A hearing is less formal than a court trial, but the owner must prove they purchased the vehicle from a licensed Texas dealer or lessor, that they still own or lease it at the time of the hearing, the defect in question is covered by the warranty, that the owner gave the manufacturer or dealer a reasonable number of attempts to fix the problem without success, that they notified the manufacturer of the defect in writing and gave them at least one chance to fix it after notification, and that the problem substantially impairs the use or market value of the vehicle or creates a serious safety hazard.
The manufacturer’s representatives may attempt to prove there is no defect with the vehicle, that any defect is minor and doesn’t substantially impair the vehicle’s use or market value, that it doesn’t create a serious safety hazard or it was caused by owner abuse, neglect or some other factor.
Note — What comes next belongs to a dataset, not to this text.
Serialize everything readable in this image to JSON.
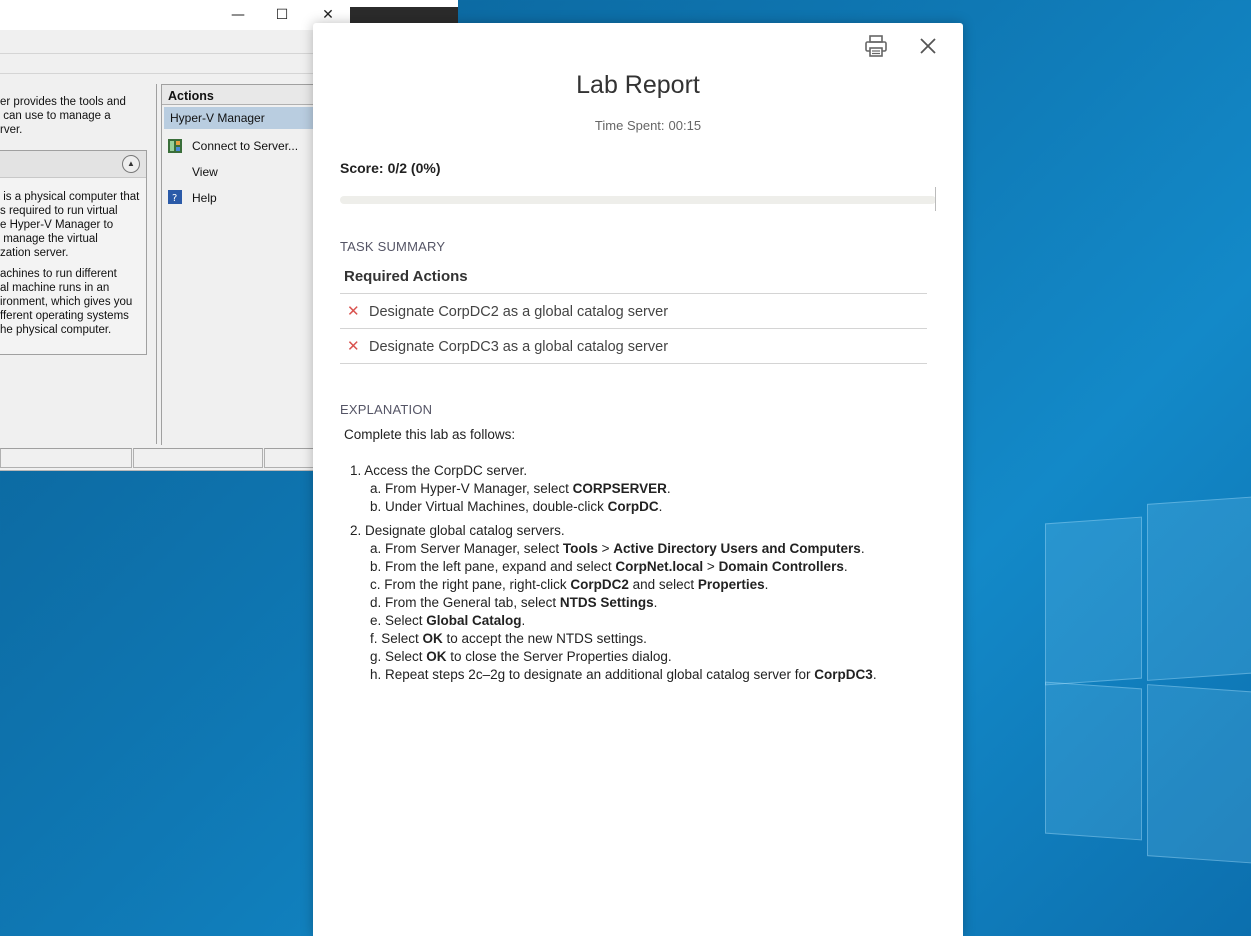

The hearing may end in favor of the owner, and the state will order the manufacturer to repair, repurchase or replace the vehicle. The state could also decide against the owner and dismiss the complaint. After that, the only remaining recourse for an owner is to file a breach of warranty lawsuit within the statute of limitations. Lemonlawusa.org encourages any Texas vehicle owner with a potential lemon law claim to contact a reputable law firm that has experience handling lemon law claims to help determine how the vehicle owner should proceed in light of their particular circumstances. Vehicle manufacturers use lawyers to defend against lemon law claims and vehicle owners should seek out legal representation in order to have the best opportunity to succeed in successfully resolving their lemon law claim. Because Texas lemon law claimants can make claims under the federal Magnuson-Moss Warranty Act, they can hire lawyers who will represent them without the vehicle owner having to pay any attorneys’ fees directly out of their pocket. This is because the federal Act provides that the vehicle manufacturer shall pay the claimants attorneys’ fees if the claimant prevails against the manufacturer. Lemon law attorneys exist that will only collect attorneys’ fees if they succeed in obtaining a financial recovery for their clients.